One researcher is Rongzhong Ye, a Clemson soil scientist stationed at the Pee Dee Research and Education Center (REC). Ye is studying soil nitrogen dynamics and microbial communities associated with nitrogen cycling. Nitrogen is important for plant growth (structure), plant food processing (metabolism) and creation of chlorophyll. Without enough nitrogen, plants cannot grow taller, or produce enough food.
“This will benefit South Carolina farmers by providing an understanding of the distribution, transformation and fate of agricultural nutrients in organic production,” Ye said. “It will benefit the environment by reducing nitrogen loss from leachates (liquid contaminants) and greenhouse gas emissions to increase nitrogen use efficiency.”

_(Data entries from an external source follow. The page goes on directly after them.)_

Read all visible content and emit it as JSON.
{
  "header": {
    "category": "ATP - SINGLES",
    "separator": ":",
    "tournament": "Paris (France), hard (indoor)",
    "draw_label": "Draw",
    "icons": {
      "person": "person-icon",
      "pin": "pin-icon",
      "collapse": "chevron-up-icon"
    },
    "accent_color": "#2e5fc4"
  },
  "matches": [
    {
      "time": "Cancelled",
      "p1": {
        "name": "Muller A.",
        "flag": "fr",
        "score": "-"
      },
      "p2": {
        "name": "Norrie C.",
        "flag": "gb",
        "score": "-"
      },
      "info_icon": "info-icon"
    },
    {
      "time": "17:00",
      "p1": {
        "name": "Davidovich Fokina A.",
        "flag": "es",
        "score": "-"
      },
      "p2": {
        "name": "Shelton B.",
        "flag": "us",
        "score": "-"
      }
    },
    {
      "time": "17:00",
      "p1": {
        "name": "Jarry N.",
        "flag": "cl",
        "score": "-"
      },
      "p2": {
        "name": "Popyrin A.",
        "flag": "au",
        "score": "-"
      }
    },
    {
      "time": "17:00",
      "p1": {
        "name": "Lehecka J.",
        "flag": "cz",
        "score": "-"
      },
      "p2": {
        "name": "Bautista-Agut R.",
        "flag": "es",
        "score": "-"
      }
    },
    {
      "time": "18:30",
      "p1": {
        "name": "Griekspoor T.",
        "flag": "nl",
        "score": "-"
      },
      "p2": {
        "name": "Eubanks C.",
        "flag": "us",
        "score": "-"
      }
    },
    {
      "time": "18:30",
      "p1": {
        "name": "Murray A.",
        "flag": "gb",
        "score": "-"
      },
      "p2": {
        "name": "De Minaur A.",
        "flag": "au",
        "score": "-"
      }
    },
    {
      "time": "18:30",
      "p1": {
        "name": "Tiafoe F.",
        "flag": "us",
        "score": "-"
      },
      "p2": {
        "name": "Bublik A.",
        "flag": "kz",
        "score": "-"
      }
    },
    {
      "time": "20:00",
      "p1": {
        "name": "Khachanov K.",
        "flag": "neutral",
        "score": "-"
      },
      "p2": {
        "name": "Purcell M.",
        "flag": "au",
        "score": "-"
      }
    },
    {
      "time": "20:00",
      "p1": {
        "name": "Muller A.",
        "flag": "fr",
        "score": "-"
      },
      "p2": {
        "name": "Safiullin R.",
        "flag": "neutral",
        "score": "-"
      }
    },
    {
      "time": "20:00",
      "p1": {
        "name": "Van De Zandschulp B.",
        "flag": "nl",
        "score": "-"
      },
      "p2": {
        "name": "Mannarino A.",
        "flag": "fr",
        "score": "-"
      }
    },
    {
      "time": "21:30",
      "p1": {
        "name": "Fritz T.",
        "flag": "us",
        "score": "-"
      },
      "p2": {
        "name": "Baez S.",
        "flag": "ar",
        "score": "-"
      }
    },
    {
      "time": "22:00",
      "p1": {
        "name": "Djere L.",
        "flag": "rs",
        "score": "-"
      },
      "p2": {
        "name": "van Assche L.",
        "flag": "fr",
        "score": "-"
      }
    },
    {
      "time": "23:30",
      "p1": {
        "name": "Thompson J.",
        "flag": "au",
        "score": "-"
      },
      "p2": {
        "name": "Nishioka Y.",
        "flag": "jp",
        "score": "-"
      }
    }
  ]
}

David Lamie, Clemson Extension agribusiness and rural development specialist housed at the Sandhill REC, will provide economic analyses of the project in addition to helping with outreach programs.
To help determine how interseeding can help improve farmers’ lives, the project team also includes diversified and underserved farmers, including women and family farmers.
“This project will positively impact family farms and the middle-class system of rural America rather than the industrial agricultural system,” Narayanan said. “We have a number of planned outreach activities to help educate groups about what we find during our study. Project outcomes will help improve the quality of life for producers, communities and consumers.”
Other team members from Clemson are Christopher Talley, Diana Vossbrinck and Matthew Smith. In addition to Clemson researchers, this project also includes researchers from other universities and associations including Carmen Blubaugh from the University of Georgia, Meghnaa Tallapragada from Temple University and Josh Idassi from South Carolina State University. James Matson from Matson Consulting is the external evaluator.
Additional team members include Sarah Seehaver from the Southern Cover Crops Council, Edward Hunt from the University of North Carolina at Pembroke, Kristie Wendelberger from the Southeast Organic Center at Rodale Institute, Mark Dempsey with Carolina Farm Stewardship Association, Gordon Mikell from USDA/NRCS and Mary Cromley from the South Carolina Corn and Soybean Association.
The study is expected to continue through March 2025.